Forced rent auctions: What property and the government need to know about how this will (and won’t) work – Andrew Denye talks to Bisnow
Last week, the Government suggested a new plan to rejuvenate the UK’s high streets and tackle the growing issue of empty retail properties: If one such property has stood empty for more than six months, the local authority could force the owner to rent it out.
This idea has been met with scepticism by industry experts, both in reference to its function and its intended effects.

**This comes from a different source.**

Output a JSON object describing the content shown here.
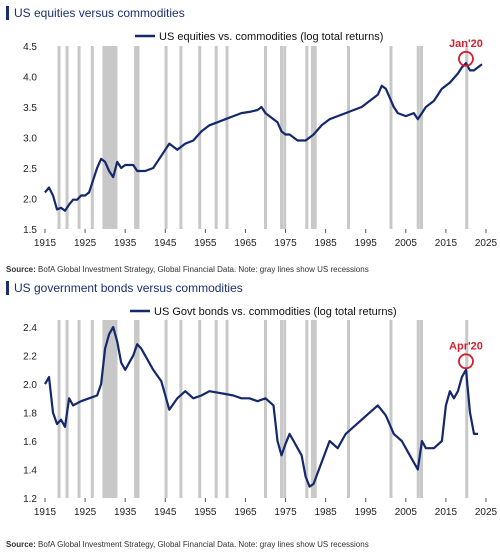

Regarding the key component that local authorities would have the power to upend centuries of private property rights, and the notion of landlords’ autonomy over their own property, Head of Retail, Andrew Denye summarises:
“You are almost saying the local authority would need to have some sort of compulsory purchase order power, but without purchasing the property. If, as being suggested, the landlord is effectively being forced to lease out their property, unless you are talking about changing landlord tenant law, the landlord will still have to enter into some sort of contract or agreement, unless you are taking ownership away from them.”
Andrew shares the view among industry experts that the proposal has an air of political short-termism.
He said: “I keep coming back to this idea of levelling up. For those areas that do need levelling up, I’m not sure they will get anything from this because there isn’t the demand for retail premises in these areas – it doesn’t change the fact that there is just too much retail.”